The difference in generations does not mean, Mattison explained, that the generations cannot communicate. It only means that business leaders need to adapt to the changing demographic in America.

“It’s not about how you want to communicate,” he said, “it’s about how the person you are trying to reach and connect with wants to be communicated with.”

In other words, Mattison echoed Painter’s point about exclusivity by maintaining that newer generations want a more customized experience than “buying off the rack,” and the more a manufacturer or retailer could promote that, the more successful he would be with sales and recruitment.

And “That” 50 Percent

It is probably no surprise that women are half the population. Although their presence in the shooting sports has grown in the last decade, it is still relatively marginal. This growth almost certainly has more to do with expanded opportunities to carry handguns for self-defense than it has to do with the development of low-recoil shotgun shells for trap shooting or the idea to paint handguns pink.

Most speakers — and you might want to check this sentiment against your own store’s surroundings and clientele — felt that the traditional “man cave” design of a gun store was the very thing that drives women away. The gruff, burly salesman who knows more than you do and is impatient with beginners and downright surly with women won’t work.

To attract women who tend to be the primary decision makers when it comes to a household’s disposable income, a retail establishment needs to remodel its design and its staff in a manner similar to that of an Apple computer store — sleek, bright and inviting. Make women feel welcome and they will prove to be loyal customers and will bring their friends inside with them.

Carrie Lightfoot of The Well Armed Woman website gave a presentation titled “What Women Want” that focused on four main ideas.

When women walk into a retail store or out to the line of a shooting range, they want to feel welcome. The traditional gun store drenched in testosterone and steel has an off-putting feel, and many women simply will not visit or shop there.

Women expect that people in business will show them the same courtesy and respect afforded to men.
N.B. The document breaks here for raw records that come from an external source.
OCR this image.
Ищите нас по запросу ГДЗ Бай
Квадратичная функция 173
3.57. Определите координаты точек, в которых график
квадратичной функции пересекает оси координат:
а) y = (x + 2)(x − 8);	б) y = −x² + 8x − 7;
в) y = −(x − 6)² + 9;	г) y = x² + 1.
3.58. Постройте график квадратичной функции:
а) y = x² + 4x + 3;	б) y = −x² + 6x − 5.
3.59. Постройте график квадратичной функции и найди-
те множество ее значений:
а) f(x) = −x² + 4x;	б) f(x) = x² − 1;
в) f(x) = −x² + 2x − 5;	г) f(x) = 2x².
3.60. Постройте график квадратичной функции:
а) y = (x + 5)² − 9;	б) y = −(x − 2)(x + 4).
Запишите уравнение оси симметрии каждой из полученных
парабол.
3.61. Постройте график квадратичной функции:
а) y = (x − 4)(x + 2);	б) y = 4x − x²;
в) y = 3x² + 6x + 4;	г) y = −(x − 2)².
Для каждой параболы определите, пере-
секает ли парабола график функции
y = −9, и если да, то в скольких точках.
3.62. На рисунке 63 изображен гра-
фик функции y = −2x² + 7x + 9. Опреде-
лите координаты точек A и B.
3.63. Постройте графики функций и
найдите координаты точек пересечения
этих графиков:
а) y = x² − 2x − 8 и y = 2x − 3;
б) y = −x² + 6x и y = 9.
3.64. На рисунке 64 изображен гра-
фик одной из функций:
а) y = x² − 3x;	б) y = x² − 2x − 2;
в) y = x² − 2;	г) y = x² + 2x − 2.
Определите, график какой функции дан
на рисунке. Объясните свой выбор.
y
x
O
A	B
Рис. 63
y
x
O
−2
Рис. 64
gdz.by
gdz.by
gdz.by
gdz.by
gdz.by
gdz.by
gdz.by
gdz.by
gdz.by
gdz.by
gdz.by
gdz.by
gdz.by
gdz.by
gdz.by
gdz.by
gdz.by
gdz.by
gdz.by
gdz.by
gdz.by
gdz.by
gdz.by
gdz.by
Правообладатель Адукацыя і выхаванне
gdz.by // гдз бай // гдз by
Certainly there are physical differences between men and women, but this should be an opportunity for adding SKUs that sell.
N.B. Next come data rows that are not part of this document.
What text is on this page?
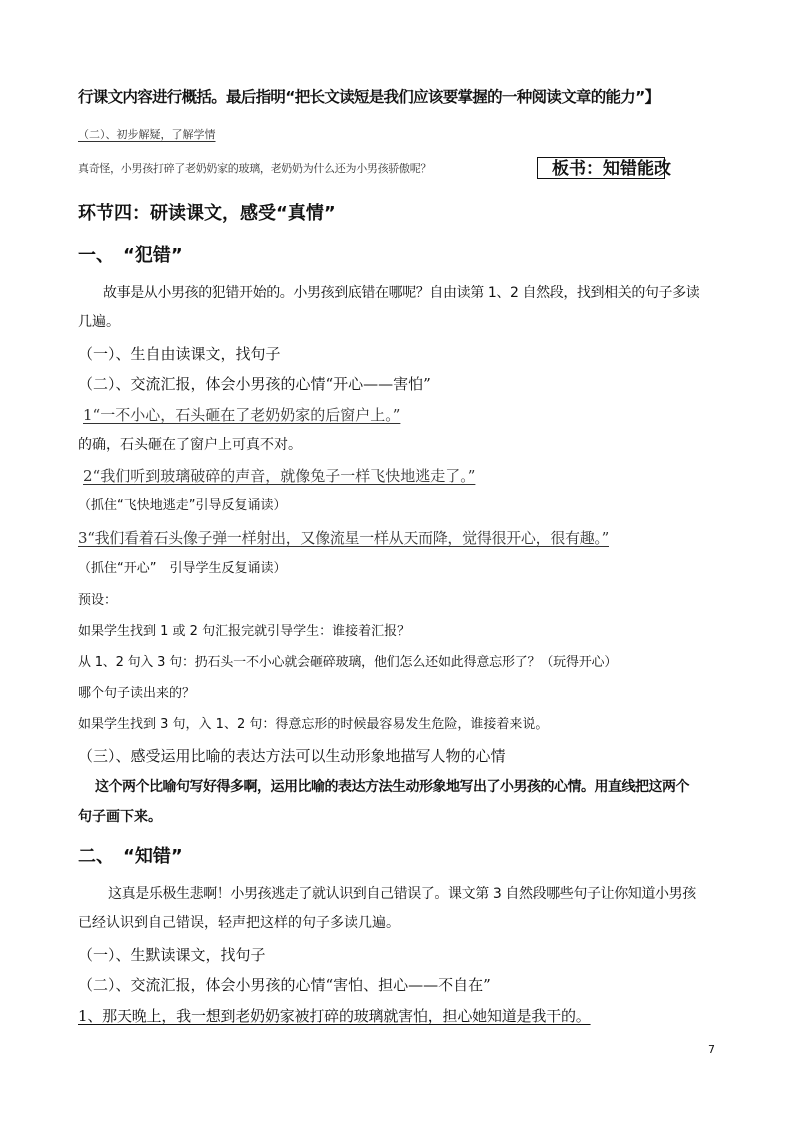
行课文内容进行概括。最后指明“把长文读短是我们应该要掌握的一种阅读文章的能力”】
（二）、初步解疑，了解学情
真奇怪，小男孩打碎了老奶奶家的玻璃，老奶奶为什么还为小男孩骄傲呢？	板书：知错能改
环节四：研读课文，感受“真情”
一、　“犯错”
故事是从小男孩的犯错开始的。小男孩到底错在哪呢？自由读第 1、2 自然段，找到相关的句子多读
几遍。
（一）、生自由读课文，找句子
（二）、交流汇报，体会小男孩的心情“开心——害怕”
1“一不小心，石头砸在了老奶奶家的后窗户上。”
的确，石头砸在了窗户上可真不对。
2“我们听到玻璃破碎的声音，就像兔子一样飞快地逃走了。”
（抓住“飞快地逃走”引导反复诵读）
3“我们看着石头像子弹一样射出，又像流星一样从天而降，觉得很开心，很有趣。”
（抓住“开心”　引导学生反复诵读）
预设：
如果学生找到 1 或 2 句汇报完就引导学生：谁接着汇报？
从 1、2 句入 3 句：扔石头一不小心就会砸碎玻璃，他们怎么还如此得意忘形了？（玩得开心）
哪个句子读出来的？
如果学生找到 3 句，入 1、2 句：得意忘形的时候最容易发生危险，谁接着来说。
（三）、感受运用比喻的表达方法可以生动形象地描写人物的心情
这个两个比喻句写好得多啊，运用比喻的表达方法生动形象地写出了小男孩的心情。用直线把这两个
句子画下来。
二、　“知错”
这真是乐极生悲啊！小男孩逃走了就认识到自己错误了。课文第 3 自然段哪些句子让你知道小男孩
已经认识到自己错误，轻声把这样的句子多读几遍。
（一）、生默读课文，找句子
（二）、交流汇报，体会小男孩的心情“害怕、担心——不自在”
1、那天晚上，我一想到老奶奶家被打碎的玻璃就害怕，担心她知道是我干的。
7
Women want an opportunity to be heard, to ask questions — especially “dumb” questions with answers that are obvious to experienced sales clerks — without having to fear embarrassment. (If they wanted that treatment, she suggested, most women would simply ask their husbands for help and training.)

Finally, women want to build a relationship. Women are “all about relationships,” and if you can promote this in your store or club or even as a manufacturer, maybe through special training classes and social media, you will quickly earn their loyalty.

“When I began thinking about purchasing and carrying a gun several years ago,” Lightfoot wrote, “there was no single resource for a woman gun owner and shooter. I was frustrated and disappointed to discover that there were so few resources out there that provided straightforward and complete information, and products geared specifically toward me as a woman gun owner in this male-driven industry. The information I did find was often condescending and sometimes downright insulting. They simply weren’t talking to me or meeting my needs as a woman interested in gun ownership.”

Lightfoot also took part in a panel discussion with freelance writer and editor Barbara Baird of Women’s Outdoor News, Judy Rhodes of DIVA: Women Outdoors Worldwide and Julianna Crowder of A Girl and A Gun Women’s Shooting League.

Crowder, as it turns out, made one of the fundamental comments of the session: “If mom is shooting, the whole family is shooting.” And thus millions of new customers, new shooting sports participants and supporters are searching for a way to help preserve and expand hunting, shooting and outdoor opportunities in America.

The NSSF presented an industry summit that was drenched in significant, sometimes exciting and sometimes alarming data. But as Mattison pointed out, it isn’t data that moves people to action; stories move people to action.

And so to protect and preserve the future of the shooting sports in America, it is time that we begin to rewrite our own story.